One of our "Power 100 Vendors"
Biography and Background:
As president - National Business, AT&T Business, Anne Chow leads more than 12,000 business professionals who support 95 percent of AT&T's business customers nationwide. She also owns the P&L for the small and medium-sized business market, covering over $14B in revenues. With over 25 years in the industry, Anne has led many diverse global organizations through major transformations, developing and executing innovative growth strategies while building role model relationships. Anne's experience is diverse in both breadth and depth. She has held leadership positions in engineering, sales and sales operations, marketing, customer care, international operations, product management and strategic planning business units. Anne's impact extends beyond business into the community. She currently serves as vice chair of the board of directors for the Asian American Justice Center and as a member of the National Board of Directors for the Girl Scouts of the USA. Anne holds a MBA with distinction from The Johnson School at Cornell University. She holds a Bachelor of Science degree and Master of Engineering degree in Electrical Engineering from Cornell. She also graduated from the Pre-College Division of the Juilliard School of Music in New York City.
How have you personally helped advance your company's channel business over the past year?
I am responsible for AT&T's B2B indirect channel strategy and the teams that support thousands of indirect sellers across numerous market segments. This includes solution providers and independent sales contractors across our three AT&T Partner Solutions channel programs and more than 1,850 DIRECTV for Business dealers. In October, I led the strategic realignment of our indirect channel programs to continue driving growth and extend our reach. I now own AT&T Partner Exchange™ and ACC Business, combining them with the AT&T Alliance ChannelTM. All three are now under the umbrella organization of AT&T Partner Solutions, an integral part of my responsibilities, where I also appointed a new channel chief. I lead the DIRECTV for Business organization for AT&T. I am implementing new sales and go to market processes to enable our DIRECTV dealers to sell more AT&T products and services to our collective customers. In July, I launched a series of transformation initiatives within the AT&T Alliance Channel. Solution provider feedback led to improved engagement, more compensation flexibility and significant growth opportunities. In November, we launched these enhancements to all solution providers in the market.

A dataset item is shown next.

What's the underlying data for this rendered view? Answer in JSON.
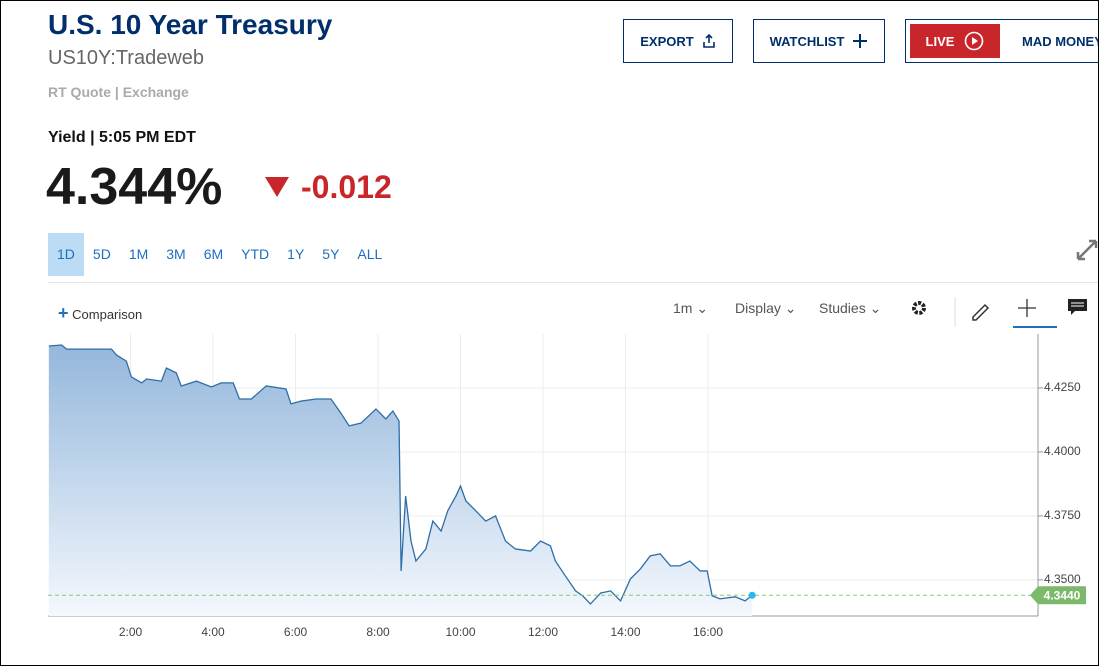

Excitement and market traction is building across the country in positive response to our transformation.
What are your goals for your company's channel business over the next year?

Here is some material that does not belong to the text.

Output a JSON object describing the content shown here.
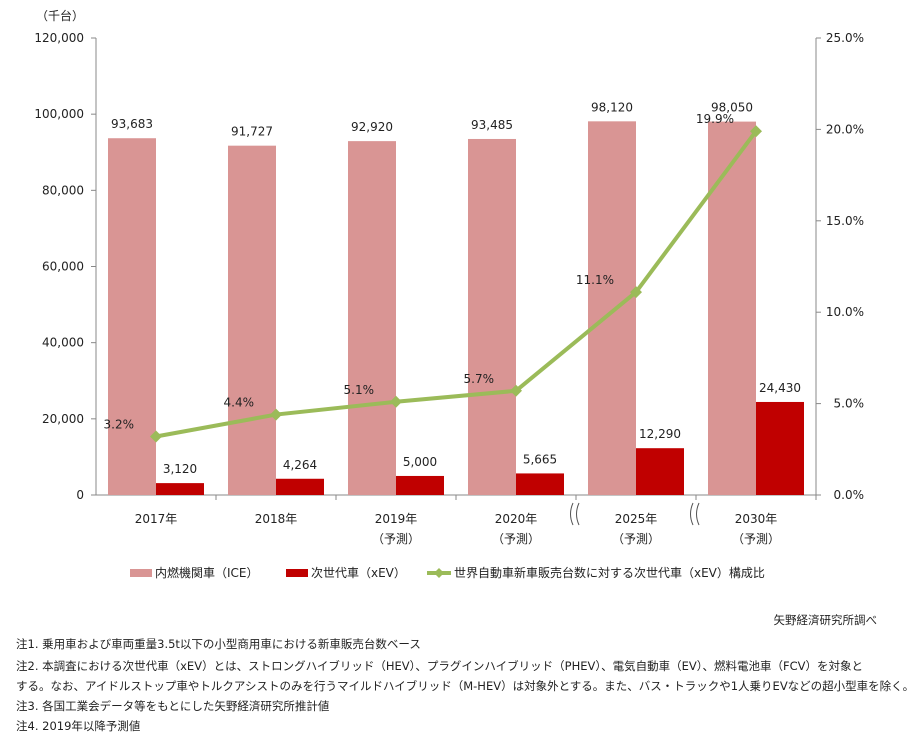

2018, and beyond, is all about growth across our organization, especially our indirect channels. AT&T is transforming to expand our market reach and deepen penetration of the market. Indirect channels are key to our growth strategy, both short and long term. The more points of presence we have in the market, the greater our opportunity to help more customers win. Solution providers bring an in-depth industry knowledge, expansive market reach and strong relationships with business customers. I'm confident that the combination of AT&T's assets and portfolio, across our direct and indirect channels, will yield collective success in a breakthrough way.
What honors, awards, or commendations have you won over the past year?
50 Women to Watch for 2017, Global Telecom Business, recognized for having "led organizations through major transformations with her innovative growth strategies." Female Executive of the Year, Business Services (silver), Stevie Awards for Women in Business, recognized for focus on inclusion, team and driving results. CRN Channel Chief, 2017, nominated for leading the strategic vision of our channel programs. MAKERS Awardee, 2018, recognized for advocating for and participating in the advancement of female leaders. Key People in Key Places Award, 2017, Dallas Fort Worth Asian American Citizens Council, for service and contribution to the enrichment of the Asian-American community.
Outside of your family, please name a woman you admire and why:
One of my role models is Karen Narasaki. A long time civil rights leader and human rights activist, she is also the President/ED of the Asian American Justice Center where I ultimately became a board member. Karen's unwavering passion for the community and commitment to ensuring equality for all inspire me. She championed numerous initiatives focused on driving positive change, including growing representation in the public and private sector, ensuring engagement for Census, elevating the focus on immigration policies and voting rights and so much more. Her tireless focus on our community inspires me to this day.
What advice would you give your 16-year-old self?
To develop a sensitivity and understanding of people. To understand that the world does not operate in a binary fashion. To get comfortable with being uncomfortable and embrace the fact that life is a gift of constant learning and evolution. To be open to serendipity and view each turn as an opportunity and adventure. To take care of yourself: physically, mentally, emotionally and spiritually. To balance your focus on both being good and doing good. To realize that life is all about relationships and to seek opportunities to foster and grow meaningful ones. To pay it forward at all times.
If you could master any new job-related skill, what would it be and why?
What's the best book you read this past year and why did you like it?
Educated, by Tara Westover, left an indelible impression on me. Her life story is filled with challenges and numerous forks in the road, but she managed to persevere with great thought and purpose. Her highly-sheltered survivalist upbringing anchored a complex relationship with her family, which was the foundation of her struggle. She went on to study at Harvard and Cambridge, even though her first classroom experience was at age 17. Her pursuit and embodiment of what I call "the great equalizer," education, is a story everyone should read and reflect on. It's the ultimate example of a continually transformative life.